Different survey question types
You have various options for question types. The usual ones are:
Net Promoter Score (NPS)
Radio buttons (respondents choose just one option)
Check boxes (respondents can choose multiple options)
There are fewer survey question options for collecting qualitative data. But with artificial intelligence programs that analyse open text, and turn qualitative data into quantitative for real-time statistical analysis, they are equally valuable:
Open text ‘Other’ box (can be used with multiple choice questions)
Text box (space for short written answer)
Essay box (space for longer, more detailed written answer)
Analysing survey data
Your survey data is in, now you need to interpret the results. Here’s what to do:
- First, clean your data: you need to sort valueless data such as incomplete surveys, disengaged or inconsistent respondents, and bots.
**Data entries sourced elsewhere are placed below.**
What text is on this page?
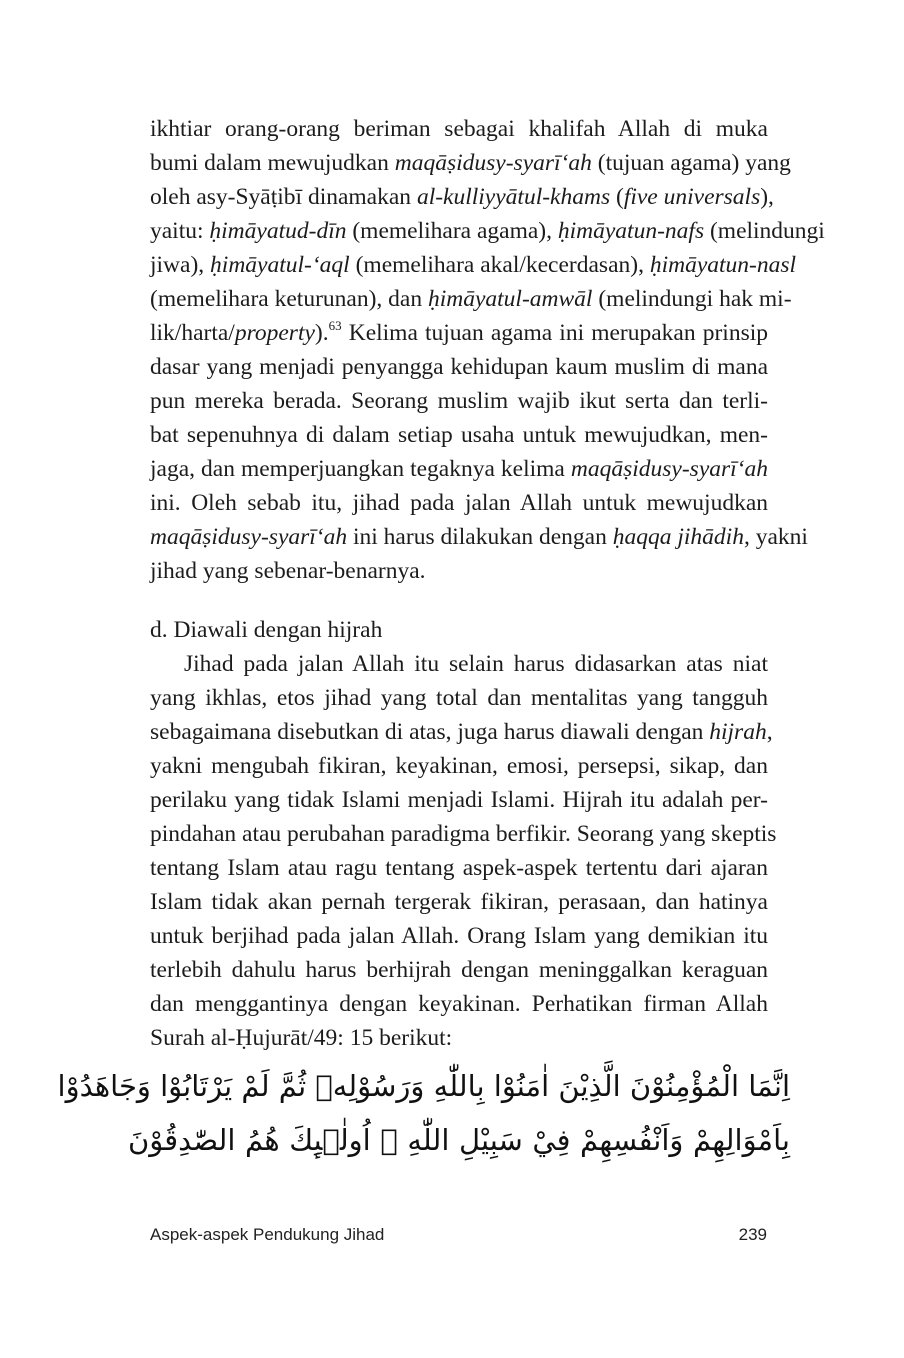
ikhtiar orang-orang beriman sebagai khalifah Allah di muka
bumi dalam mewujudkan maqāṣidusy-syarī‘ah (tujuan agama) yang
oleh asy-Syāṭibī dinamakan al-kulliyyātul-khams (five universals),
yaitu: ḥimāyatud-dīn (memelihara agama), ḥimāyatun-nafs (melindungi
jiwa), ḥimāyatul-‘aql (memelihara akal/kecerdasan), ḥimāyatun-nasl
(memelihara keturunan), dan ḥimāyatul-amwāl (melindungi hak mi-
lik/harta/property).$^{63}$ Kelima tujuan agama ini merupakan prinsip
dasar yang menjadi penyangga kehidupan kaum muslim di mana
pun mereka berada. Seorang muslim wajib ikut serta dan terli-
bat sepenuhnya di dalam setiap usaha untuk mewujudkan, men-
jaga, dan memperjuangkan tegaknya kelima maqāṣidusy-syarī‘ah
ini. Oleh sebab itu, jihad pada jalan Allah untuk mewujudkan
maqāṣidusy-syarī‘ah ini harus dilakukan dengan ḥaqqa jihādih, yakni
jihad yang sebenar-benarnya.
d. Diawali dengan hijrah
Jihad pada jalan Allah itu selain harus didasarkan atas niat
yang ikhlas, etos jihad yang total dan mentalitas yang tangguh
sebagaimana disebutkan di atas, juga harus diawali dengan hijrah,
yakni mengubah fikiran, keyakinan, emosi, persepsi, sikap, dan
perilaku yang tidak Islami menjadi Islami. Hijrah itu adalah per-
pindahan atau perubahan paradigma berfikir. Seorang yang skeptis
tentang Islam atau ragu tentang aspek-aspek tertentu dari ajaran
Islam tidak akan pernah tergerak fikiran, perasaan, dan hatinya
untuk berjihad pada jalan Allah. Orang Islam yang demikian itu
terlebih dahulu harus berhijrah dengan meninggalkan keraguan
dan menggantinya dengan keyakinan. Perhatikan firman Allah
Surah al-Ḥujurāt/49: 15 berikut:
اِنَّمَا الْمُؤْمِنُوْنَ الَّذِيْنَ اٰمَنُوْا بِاللّٰهِ وَرَسُوْلِهٖ ثُمَّ لَمْ يَرْتَابُوْا وَجَاهَدُوْا
بِاَمْوَالِهِمْ وَاَنْفُسِهِمْ فِيْ سَبِيْلِ اللّٰهِ ۗ اُولٰۤىِٕكَ هُمُ الصّٰدِقُوْنَ
Aspek-aspek Pendukung Jihad	239
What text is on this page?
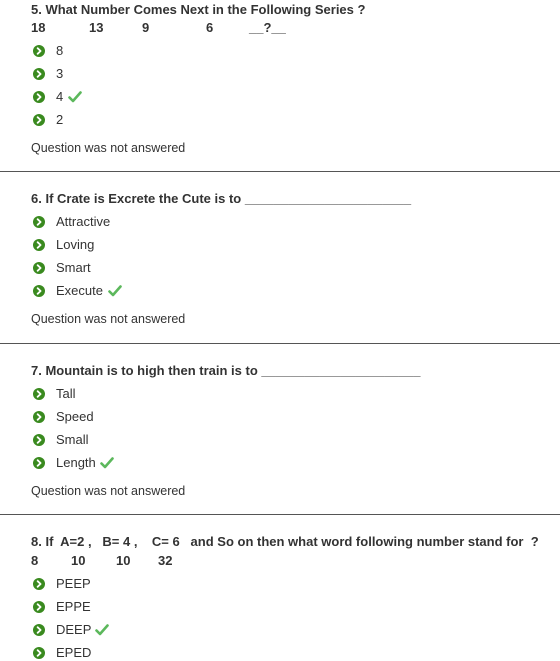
5. What Number Comes Next in the Following Series ?
18	13	9	6	__?__
8
3
4
2
Question was not answered
6. If Crate is Excrete the Cute is to _______________________
Attractive
Loving
Smart
Execute
Question was not answered
7. Mountain is to high then train is to ______________________
Tall
Speed
Small
Length
Question was not answered
8. If  A=2 ,   B= 4 ,    C= 6   and So on then what word following number stand for  ?
8	10 10 32
PEEP
EPPE
DEEP
EPED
- Stick to your basic research questions: select the results that answer those questions.
- Make sure your data is representative: and large enough to give an accurate picture of your research sample.
- Cross-tabulate results to create individual tables for specific survey questions.
- Consider filtering out certain respondents: you may wish to exclude some demographics, or locations.
- Work out averages: the mean (average) number of respondents, mode (most common response) and median (the mid-range response), and run statistical analysis.
- Benchmark against previous results: you’ll be able to see improvements, changes and trends emerging.